Re: 1980s computer science
There is a problem combining 'Agile" with the fashion for flat organizations. The problem is just that if you don't organize people, they organize themselves. It's base level behavoir. That means that the best games players are making technical decisions well over their heads.
There is no escaping that talent and training are required to produce safe, quality code Programmers in the job market differ in apparent ability and productivity by at least a factor of 10, though the pay range does not reflect that. Further, programming as an industrial activity means hiring the cheapest people who can still do the job at all.

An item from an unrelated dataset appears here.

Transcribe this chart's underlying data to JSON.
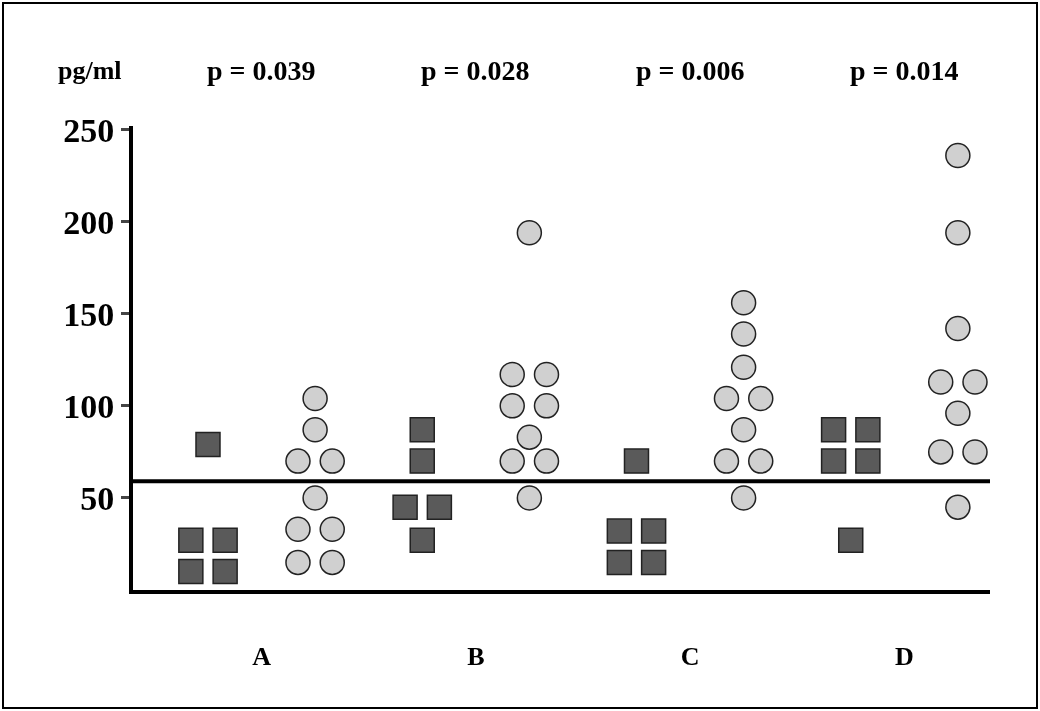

Training is usually absent. Most C programmers were given a copy of K&R one day and told they would be coding in C shortly thereafter. "Meta-C", the IDE, and the body of practice and standards were not there save what was intimated in K&R. Most programmers could not access Unix source online as example. When C++ came along often C programmers were just shown the door on the grounds that their minds were permanently warped by having programmed in C at all. Of course embedded and most system programming are still done in C using strong typing, static checking, and so on. Now that QNX and Linux are coming to dominate the vehicle space, C will not go away any time soon. QNX continues with very critical industrial uses also.
By the way, straightforward state machines generated directly from the state tables that constitute the design are an underused methodology for generating solid, maintainable code. They also serve very well to communicate with hardware designers for code running on the hardware.